Ihr Zugang bleibt dabei dezidiert subjektiv — und dennoch gelehrt, sprachlich filigran, fast manieristisch in ihrer Formgebung. Der Stil ist durchsetzt von intertextuellen Spuren, naturwissenschaftlichen Exkursen, historischen Abschweifungen und poetischen Montageverfahren. Was vermeintlich sachlich beginnt, kippt unerwartet in essayistisches, teilweise sogar fabuliertes Terrain. Diese instabile Textur ist kein Mangel, sondern die ästhetische Signatur des Werks.
Auffällig ist dabei Schalanskys Schreiben in seiner antinarrativen Struktur: Jede Geschichte ist im Prinzip ein Bruchstück, verweigert sich der Auflösung; sie bleibt offen, zerrissen, wie das Objekt ihrer Betrachtung selbst. So geschieht eine performative Überhöhung des Fehlens — das jeweilige Verlustobjekt fungiert nicht als Nachweis des Realen, sondern wird seinerseits durch die Sprache ersetzt, transformiert oder sublimiert. Dies erinnert, in seinem Duktus wie in seiner intellektuellen Ausrichtung, stark an W.G. Sebald¹, insbesondere an dessen Werk „Die Ringe des Saturn“, das ebenfalls das Historische mit dem Delirischen verbindet, das Reale mit dem Kontingenten.

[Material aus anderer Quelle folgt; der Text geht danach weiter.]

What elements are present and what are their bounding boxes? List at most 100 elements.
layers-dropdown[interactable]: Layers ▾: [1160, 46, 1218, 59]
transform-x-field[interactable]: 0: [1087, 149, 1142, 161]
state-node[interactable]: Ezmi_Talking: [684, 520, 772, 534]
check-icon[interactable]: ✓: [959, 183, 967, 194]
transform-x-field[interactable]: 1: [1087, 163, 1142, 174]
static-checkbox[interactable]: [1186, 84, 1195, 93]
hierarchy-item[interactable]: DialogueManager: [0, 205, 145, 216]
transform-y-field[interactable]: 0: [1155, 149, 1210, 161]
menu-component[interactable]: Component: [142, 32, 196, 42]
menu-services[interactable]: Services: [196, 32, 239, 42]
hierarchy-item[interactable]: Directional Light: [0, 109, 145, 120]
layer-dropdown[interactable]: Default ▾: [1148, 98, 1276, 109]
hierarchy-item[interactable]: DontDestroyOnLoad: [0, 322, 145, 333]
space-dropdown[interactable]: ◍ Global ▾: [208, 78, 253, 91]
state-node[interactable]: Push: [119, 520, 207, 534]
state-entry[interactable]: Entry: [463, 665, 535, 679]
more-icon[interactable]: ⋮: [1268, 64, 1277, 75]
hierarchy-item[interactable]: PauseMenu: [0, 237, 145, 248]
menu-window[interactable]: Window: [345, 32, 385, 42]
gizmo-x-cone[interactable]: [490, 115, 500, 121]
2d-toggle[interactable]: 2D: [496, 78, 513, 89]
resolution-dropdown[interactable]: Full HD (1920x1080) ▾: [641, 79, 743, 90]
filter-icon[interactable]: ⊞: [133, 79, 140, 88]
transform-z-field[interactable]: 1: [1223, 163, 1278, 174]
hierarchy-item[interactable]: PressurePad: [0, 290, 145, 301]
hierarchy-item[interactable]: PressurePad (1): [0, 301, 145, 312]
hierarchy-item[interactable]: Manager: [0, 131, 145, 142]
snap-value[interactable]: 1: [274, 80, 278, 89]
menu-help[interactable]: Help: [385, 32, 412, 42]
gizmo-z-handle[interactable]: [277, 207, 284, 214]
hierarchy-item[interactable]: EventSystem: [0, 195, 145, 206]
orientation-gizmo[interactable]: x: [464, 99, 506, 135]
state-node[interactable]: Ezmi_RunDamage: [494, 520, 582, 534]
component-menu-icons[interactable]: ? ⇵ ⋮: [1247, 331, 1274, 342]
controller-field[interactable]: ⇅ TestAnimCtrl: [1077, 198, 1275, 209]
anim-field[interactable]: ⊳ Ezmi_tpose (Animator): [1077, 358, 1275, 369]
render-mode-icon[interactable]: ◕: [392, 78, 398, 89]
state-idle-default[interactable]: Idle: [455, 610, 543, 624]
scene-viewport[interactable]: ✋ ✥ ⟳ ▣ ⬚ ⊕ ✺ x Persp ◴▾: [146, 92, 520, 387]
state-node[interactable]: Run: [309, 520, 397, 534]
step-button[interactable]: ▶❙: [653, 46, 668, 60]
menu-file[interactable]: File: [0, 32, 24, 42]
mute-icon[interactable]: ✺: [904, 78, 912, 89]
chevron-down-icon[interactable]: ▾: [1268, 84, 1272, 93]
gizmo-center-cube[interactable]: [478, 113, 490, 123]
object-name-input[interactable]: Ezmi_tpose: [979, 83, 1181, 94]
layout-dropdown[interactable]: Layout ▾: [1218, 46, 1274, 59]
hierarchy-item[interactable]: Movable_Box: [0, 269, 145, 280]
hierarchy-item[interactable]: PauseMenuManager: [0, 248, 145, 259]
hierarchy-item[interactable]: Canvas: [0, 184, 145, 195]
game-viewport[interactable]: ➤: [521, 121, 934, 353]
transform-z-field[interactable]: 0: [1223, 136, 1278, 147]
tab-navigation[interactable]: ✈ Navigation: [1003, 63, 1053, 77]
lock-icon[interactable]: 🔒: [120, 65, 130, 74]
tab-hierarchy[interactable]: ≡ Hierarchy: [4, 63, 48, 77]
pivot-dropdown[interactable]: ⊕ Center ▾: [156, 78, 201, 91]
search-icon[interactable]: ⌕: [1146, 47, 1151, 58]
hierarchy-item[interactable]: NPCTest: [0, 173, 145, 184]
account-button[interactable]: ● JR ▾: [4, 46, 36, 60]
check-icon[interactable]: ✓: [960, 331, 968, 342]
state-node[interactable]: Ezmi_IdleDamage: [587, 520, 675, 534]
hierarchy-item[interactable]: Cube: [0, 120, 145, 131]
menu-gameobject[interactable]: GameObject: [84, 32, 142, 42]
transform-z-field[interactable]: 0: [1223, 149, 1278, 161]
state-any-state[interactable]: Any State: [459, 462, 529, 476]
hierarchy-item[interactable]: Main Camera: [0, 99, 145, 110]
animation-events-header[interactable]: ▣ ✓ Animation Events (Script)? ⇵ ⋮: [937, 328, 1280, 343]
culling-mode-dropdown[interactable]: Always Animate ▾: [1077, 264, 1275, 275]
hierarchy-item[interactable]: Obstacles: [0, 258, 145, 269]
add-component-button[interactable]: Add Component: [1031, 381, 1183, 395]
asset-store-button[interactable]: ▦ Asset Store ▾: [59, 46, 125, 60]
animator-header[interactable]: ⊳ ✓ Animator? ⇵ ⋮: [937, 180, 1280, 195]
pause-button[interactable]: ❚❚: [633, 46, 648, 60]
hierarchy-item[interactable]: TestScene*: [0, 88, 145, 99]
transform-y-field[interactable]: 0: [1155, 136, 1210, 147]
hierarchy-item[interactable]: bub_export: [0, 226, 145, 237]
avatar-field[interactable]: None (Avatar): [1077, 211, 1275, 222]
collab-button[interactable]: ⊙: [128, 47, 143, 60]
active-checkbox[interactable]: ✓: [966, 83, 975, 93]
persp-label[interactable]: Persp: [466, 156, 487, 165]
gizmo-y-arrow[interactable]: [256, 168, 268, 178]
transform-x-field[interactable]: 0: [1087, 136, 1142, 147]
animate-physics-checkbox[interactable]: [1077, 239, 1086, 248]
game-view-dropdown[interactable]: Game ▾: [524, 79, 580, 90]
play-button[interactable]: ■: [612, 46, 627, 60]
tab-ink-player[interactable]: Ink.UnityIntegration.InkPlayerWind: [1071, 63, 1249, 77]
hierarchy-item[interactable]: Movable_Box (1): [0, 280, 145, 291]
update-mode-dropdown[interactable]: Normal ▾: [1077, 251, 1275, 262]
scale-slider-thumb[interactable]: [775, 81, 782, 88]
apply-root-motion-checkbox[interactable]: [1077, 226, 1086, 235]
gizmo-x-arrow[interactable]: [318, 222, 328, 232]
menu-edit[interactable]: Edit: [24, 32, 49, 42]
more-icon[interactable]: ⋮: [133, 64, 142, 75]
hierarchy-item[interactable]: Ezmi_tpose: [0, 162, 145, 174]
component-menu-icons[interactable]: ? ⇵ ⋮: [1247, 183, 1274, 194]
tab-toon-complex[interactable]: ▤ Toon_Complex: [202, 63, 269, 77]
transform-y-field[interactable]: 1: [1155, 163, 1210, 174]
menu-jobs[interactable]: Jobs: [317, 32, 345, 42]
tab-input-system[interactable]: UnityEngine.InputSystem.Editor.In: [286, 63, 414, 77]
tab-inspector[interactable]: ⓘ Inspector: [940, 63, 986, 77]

Literarisch lässt sich Schalanskys Werk als Hybridform zwischen Prosa, Essayistik und poetischer Rekonstruktion lesen. Es bedient sich einer Überformung des dokumentarischen Genres durch Fiktionalisierung, wobei stets ihre typografische Eleganz und künstlerische Gestaltung die Ebene des Textes ergänzt. Das Werk ist als physisches Objekt ebenso konzipiert wie als inhaltlicher Korpus. Hier zeigt sich eine Renaissance des Buches als Gesamtkunstwerk.
Schalanskys Stil ist dabei unverkennbar: eine Liaison aus klassischer Eleganz und postmoderner Skepsis. Ihre Sprache ist verdichtet, durchsetzt mit Metaphern, poetischen Bildern, wissenschaftlichen Termini. Ein Vokabular, das suggestiv wirkt, ohne ins Pathetische zu kippen; intellektuell anspruchsvoll, ohne elitär zu sein. Jedes Wort scheint an seinem Platz, jede Silbe getragen von der Absicht, ihre Flüchtigkeit zu überwinden — was ein Kontrast ist zur Thematik des Verschwindens.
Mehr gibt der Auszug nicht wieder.